Sir Robert Smith,the chairman of the Glasgow-based company, added: "It is most regrettable that previous statements, while made in good faith, were incorrect. Shareholders can be assured the board will take whatever actions are necessary to address ... concerns identified by the investigations." Weir's shares fell 5.25p to 276.5p.

Weir has now hired the City law firm Herbert Smith to delve more deeply into the situation. Weir said it would not know exactly what had happened to the payments until that inquiry was complete, which is likely to be in a number of weeks.

So far, Weir - an expert in sewage plants and plants for oil pipelines - has discovered that its subsidiary in the United Arab Emirates, Wesco Dubai, paid the extra money to an agent in the field, on top of normal commissions. Controversy has engulfed the defunct oil-for-food programme, set up by the United Nations to shelter ordinary Iraqis from the worst hardships of sanctions by providing food, medicines and other goods paid for by oil sales.

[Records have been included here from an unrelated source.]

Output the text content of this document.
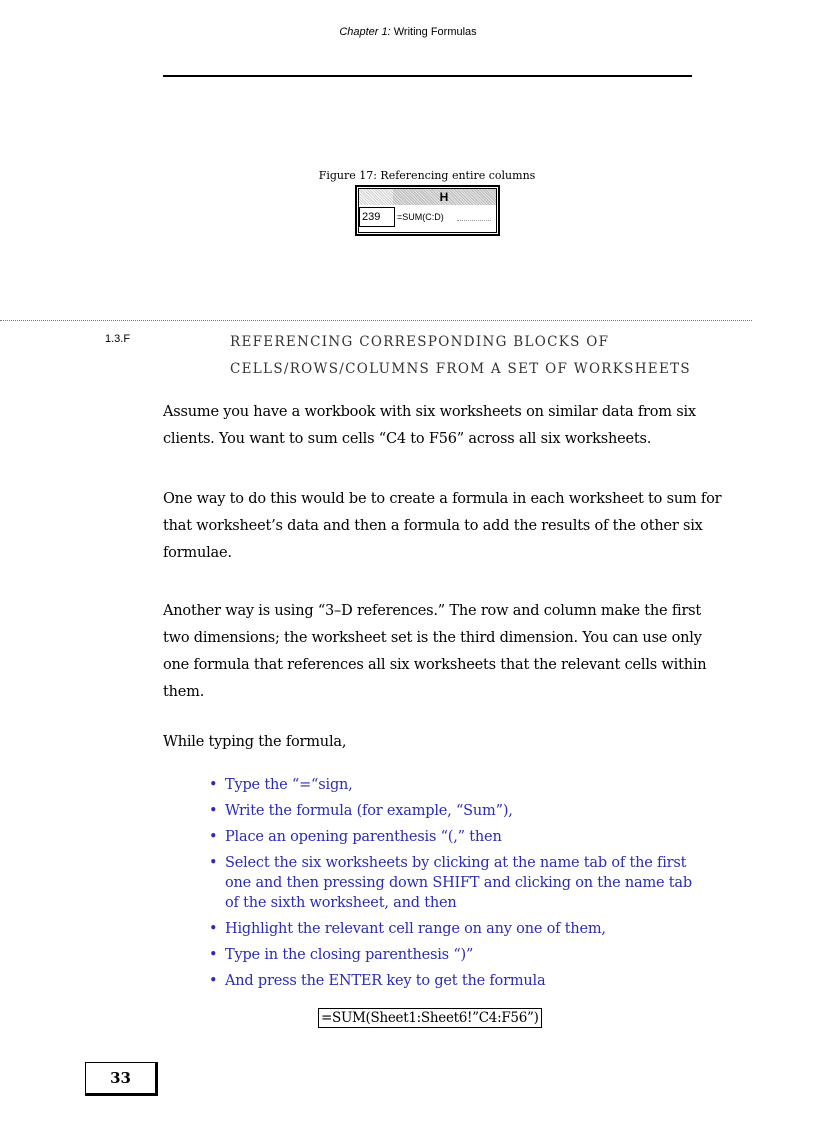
Chapter 1: Writing Formulas
Figure 17: Referencing entire columns
H
239	=SUM(C:D)
1.3.F	REFERENCING CORRESPONDING BLOCKS OF CELLS/ROWS/COLUMNS FROM A SET OF WORKSHEETS
Assume you have a workbook with six worksheets on similar data from six clients. You want to sum cells “C4 to F56” across all six worksheets.
One way to do this would be to create a formula in each worksheet to sum for that worksheet’s data and then a formula to add the results of the other six formulae.
Another way is using “3–D references.” The row and column make the first two dimensions; the worksheet set is the third dimension. You can use only one formula that references all six worksheets that the relevant cells within them.
While typing the formula,
• Type the “=“sign,
• Write the formula (for example, “Sum”),
• Place an opening parenthesis “(,” then
• Select the six worksheets by clicking at the name tab of the first one and then pressing down SHIFT and clicking on the name tab of the sixth worksheet, and then
• Highlight the relevant cell range on any one of them,
• Type in the closing parenthesis “)”
• And press the ENTER key to get the formula
=SUM(Sheet1:Sheet6!”C4:F56”)
33
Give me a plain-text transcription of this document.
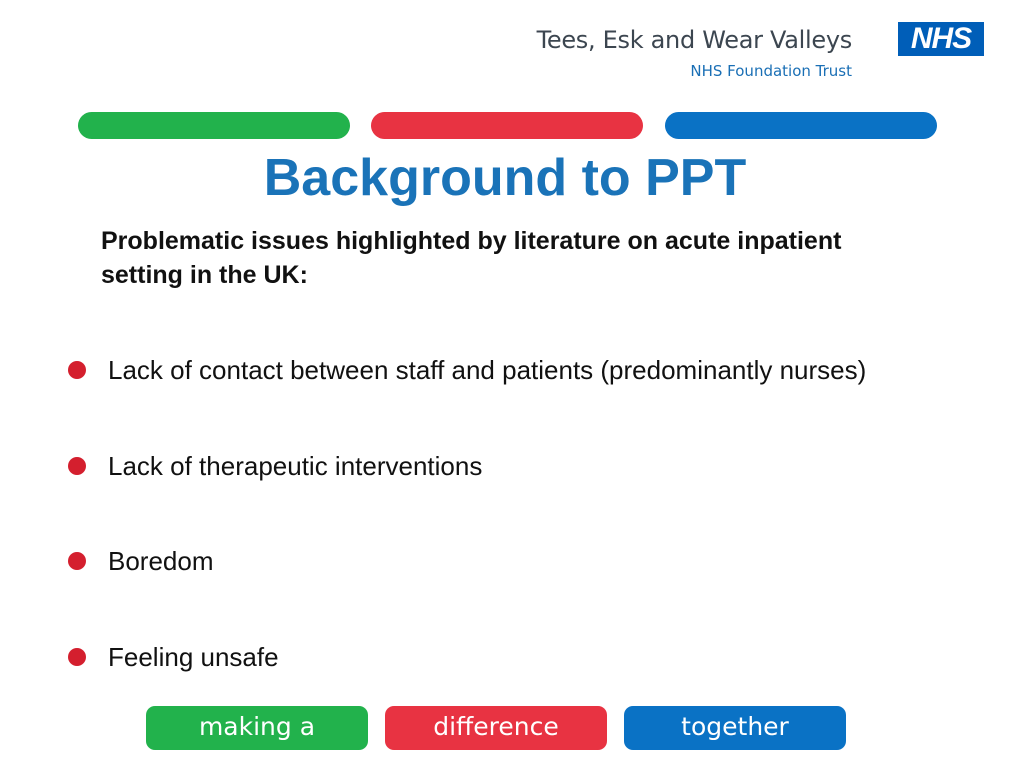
Tees, Esk and Wear Valleys
NHS Foundation Trust
NHS
Background to PPT
Problematic issues highlighted by literature on acute inpatient setting in the UK:
Lack of contact between staff and patients (predominantly nurses)
Lack of therapeutic interventions
Boredom
Feeling unsafe
making a	difference	together
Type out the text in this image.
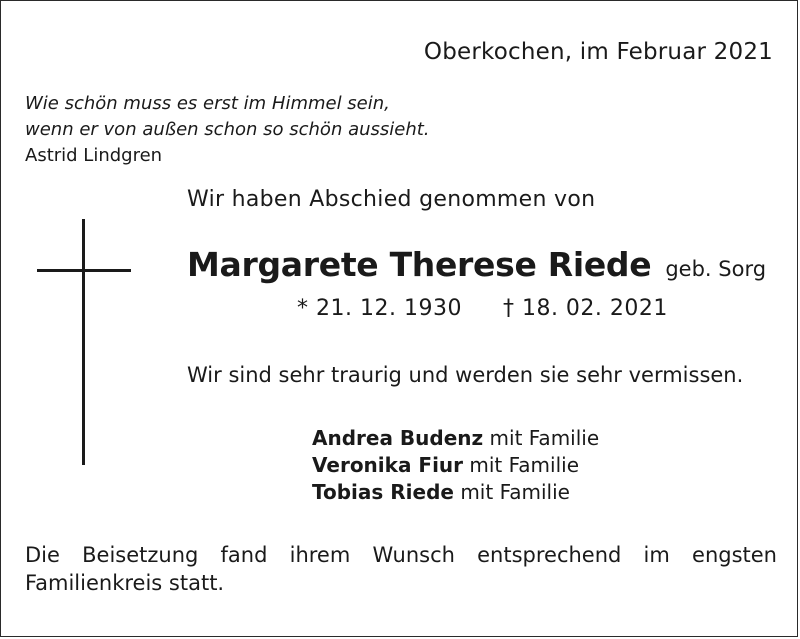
Oberkochen, im Februar 2021
Wie schön muss es erst im Himmel sein,
wenn er von außen schon so schön aussieht.
Astrid Lindgren
Wir haben Abschied genommen von
Margarete Therese Riede geb. Sorg
* 21. 12. 1930 † 18. 02. 2021
Wir sind sehr traurig und werden sie sehr vermissen.
Andrea Budenz mit Familie
Veronika Fiur mit Familie
Tobias Riede mit Familie
Die Beisetzung fand ihrem Wunsch entsprechend im engsten Familienkreis statt.
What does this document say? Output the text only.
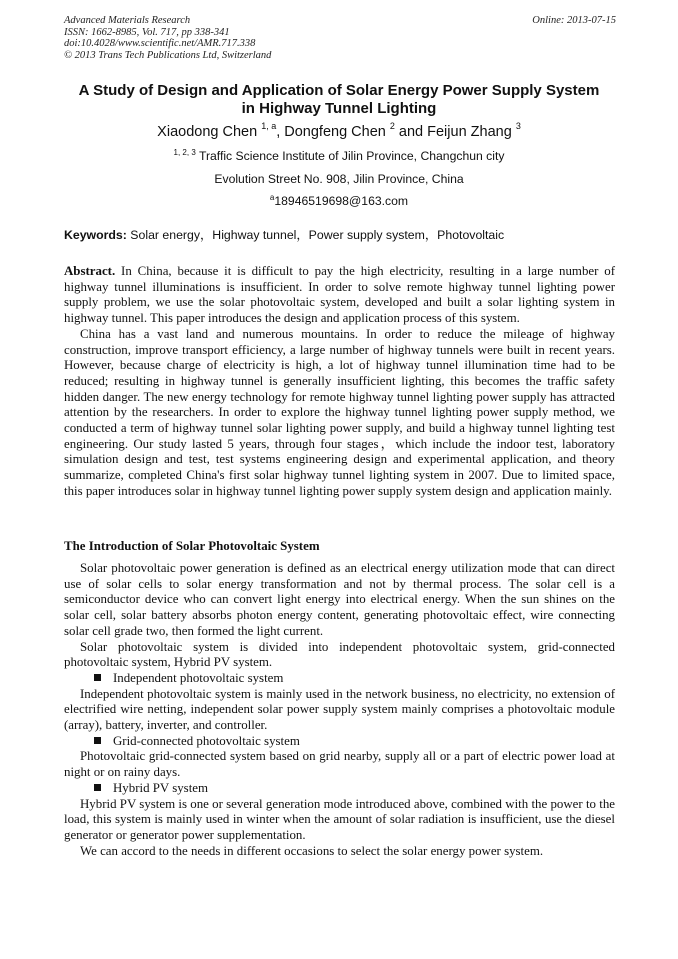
Advanced Materials Research
ISSN: 1662-8985, Vol. 717, pp 338-341
doi:10.4028/www.scientific.net/AMR.717.338
© 2013 Trans Tech Publications Ltd, Switzerland
Online: 2013-07-15
A Study of Design and Application of Solar Energy Power Supply System
in Highway Tunnel Lighting
Xiaodong Chen $^{1, a}$, Dongfeng Chen $^2$ and Feijun Zhang $^3$
$^{1, 2, 3}$ Traffic Science Institute of Jilin Province, Changchun city
Evolution Street No. 908, Jilin Province, China
$^a$18946519698@163.com
Keywords: Solar energy，Highway tunnel，Power supply system，Photovoltaic

Abstract. In China, because it is difficult to pay the high electricity, resulting in a large number of highway tunnel illuminations is insufficient. In order to solve remote highway tunnel lighting power supply problem, we use the solar photovoltaic system, developed and built a solar lighting system in highway tunnel. This paper introduces the design and application process of this system.

China has a vast land and numerous mountains. In order to reduce the mileage of highway construction, improve transport efficiency, a large number of highway tunnels were built in recent years. However, because charge of electricity is high, a lot of highway tunnel illumination time had to be reduced; resulting in highway tunnel is generally insufficient lighting, this becomes the traffic safety hidden danger. The new energy technology for remote highway tunnel lighting power supply has attracted attention by the researchers. In order to explore the highway tunnel lighting power supply method, we conducted a term of highway tunnel solar lighting power supply, and build a highway tunnel lighting test engineering. Our study lasted 5 years, through four stages，which include the indoor test, laboratory simulation design and test, test systems engineering design and experimental application, and theory summarize, completed China's first solar highway tunnel lighting system in 2007. Due to limited space, this paper introduces solar in highway tunnel lighting power supply system design and application mainly.

The Introduction of Solar Photovoltaic System

Solar photovoltaic power generation is defined as an electrical energy utilization mode that can direct use of solar cells to solar energy transformation and not by thermal process. The solar cell is a semiconductor device who can convert light energy into electrical energy. When the sun shines on the solar cell, solar battery absorbs photon energy content, generating photovoltaic effect, wire connecting solar cell grade two, then formed the light current.

Solar photovoltaic system is divided into independent photovoltaic system, grid-connected photovoltaic system, Hybrid PV system.

Independent photovoltaic system

Independent photovoltaic system is mainly used in the network business, no electricity, no extension of electrified wire netting, independent solar power supply system mainly comprises a photovoltaic module (array), battery, inverter, and controller.

Grid-connected photovoltaic system

Photovoltaic grid-connected system based on grid nearby, supply all or a part of electric power load at night or on rainy days.

Hybrid PV system

Hybrid PV system is one or several generation mode introduced above, combined with the power to the load, this system is mainly used in winter when the amount of solar radiation is insufficient, use the diesel generator or generator power supplementation.

We can accord to the needs in different occasions to select the solar energy power system.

Under the scheme, the Iraqi regime was allowed to sell oil worth about $47bn (£25.5bn) in return for food and other humanitarian supplies. Baghdad is believed to have received millions of dollars in bribes. It was reported in May that Weir was one of hundreds of companies alleged to have made illicit payments, according to a Pentagon report. The US General Accounting Office has said Saddam raised $4.4bn by imposing oil surcharges and commissions.